When LLMs Play the Telephone Game: Cultural Attractors as Conceptual Tools to Evaluate LLMs in Multi-turn Settings

from arxiv, Code available at https://github.com/jeremyperez2/TelephoneGameLLM. Companion website with a Data Explorer tool at https://sites.google.com/view/telephone-game-llm . This paper was published at the 2025 International Conference on Learning Representations (ICLR2025) https://iclr.cc/virtual/2025/poster/28880

As large language models (LLMs) start interacting with each other and generating an increasing amount of text online, it becomes crucial to better understand how information is transformed as it passes from one LLM to the next. While significant research has examined individual LLM behaviors, existing studies have largely overlooked the collective behaviors and information distortions arising from iterated LLM interactions. Small biases, negligible at the single output level, risk being amplified in iterated interactions, potentially leading the content to evolve towards attractor states. In a series of telephone game experiments, we apply a transmission chain design borrowed from the human cultural evolution literature: LLM agents iteratively receive, produce, and transmit texts from the previous to the next agent in the chain. By tracking the evolution of text toxicity, positivity, difficulty, and length across transmission chains, we uncover the existence of biases and attractors, and study their dependence on the initial text, the instructions, language model, and model size. For instance, we find that more open-ended instructions lead to stronger attraction effects compared to more constrained tasks. We also find that different text properties display different sensitivity to attraction effects, with toxicity leading to stronger attractors than length. These findings highlight the importance of accounting for multi-step transmission dynamics and represent a first step towards a more comprehensive understanding of LLM cultural dynamics.

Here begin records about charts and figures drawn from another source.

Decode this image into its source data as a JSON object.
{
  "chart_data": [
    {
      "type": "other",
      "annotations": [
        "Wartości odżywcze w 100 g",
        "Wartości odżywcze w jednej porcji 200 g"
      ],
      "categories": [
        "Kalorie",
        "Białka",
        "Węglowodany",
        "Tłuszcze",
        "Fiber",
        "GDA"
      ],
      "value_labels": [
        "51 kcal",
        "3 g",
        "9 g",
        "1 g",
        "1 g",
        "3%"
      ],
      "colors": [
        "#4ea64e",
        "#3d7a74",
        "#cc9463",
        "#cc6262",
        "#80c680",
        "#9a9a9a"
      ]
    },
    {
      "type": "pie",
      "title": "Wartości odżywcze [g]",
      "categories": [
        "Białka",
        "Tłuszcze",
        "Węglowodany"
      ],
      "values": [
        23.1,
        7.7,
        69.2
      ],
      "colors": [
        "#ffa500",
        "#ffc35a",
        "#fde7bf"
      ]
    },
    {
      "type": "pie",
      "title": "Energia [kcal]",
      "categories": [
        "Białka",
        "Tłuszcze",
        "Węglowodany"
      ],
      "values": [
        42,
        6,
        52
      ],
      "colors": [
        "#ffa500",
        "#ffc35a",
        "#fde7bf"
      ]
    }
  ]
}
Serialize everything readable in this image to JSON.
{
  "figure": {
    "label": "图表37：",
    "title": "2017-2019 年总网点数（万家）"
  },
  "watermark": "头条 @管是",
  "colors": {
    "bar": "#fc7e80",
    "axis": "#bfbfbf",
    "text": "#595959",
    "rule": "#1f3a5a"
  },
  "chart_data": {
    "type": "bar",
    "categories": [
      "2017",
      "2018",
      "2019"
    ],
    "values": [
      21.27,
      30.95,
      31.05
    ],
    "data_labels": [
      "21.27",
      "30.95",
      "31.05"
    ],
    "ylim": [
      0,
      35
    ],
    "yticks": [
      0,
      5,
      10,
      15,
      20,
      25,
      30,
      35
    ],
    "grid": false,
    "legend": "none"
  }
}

翻译：随着大语言模型（LLMs）开始相互交互并在线上生成日益增多的文本，更好地理解信息在LLM间传递时如何发生变形变得至关重要。尽管已有大量研究考察了单个LLM的行为，但现有工作大多忽视了迭代式LLM交互中产生的集体行为与信息失真。在单次输出层面微不足道的微小偏差，在迭代交互中可能被放大，导致内容向吸引子状态演化。在一系列传话游戏实验中，我们借鉴了人类文化演化研究中的传递链设计：LLM智能体在链式结构中迭代地接收、生成并向前传递文本。通过追踪文本毒性、积极性、难度和长度在传递链中的演化，我们揭示了偏差与吸引子的存在，并研究了它们对初始文本、指令、语言模型及模型规模的依赖性。例如，我们发现相较于约束性更强的任务，开放性更强的指令会导致更显著的吸引效应。我们还发现不同文本属性对吸引效应的敏感性存在差异，毒性比长度表现出更强的吸引子特性。这些发现凸显了考虑多步传递动力学的重要性，并为更全面理解LLM文化动态迈出了第一步。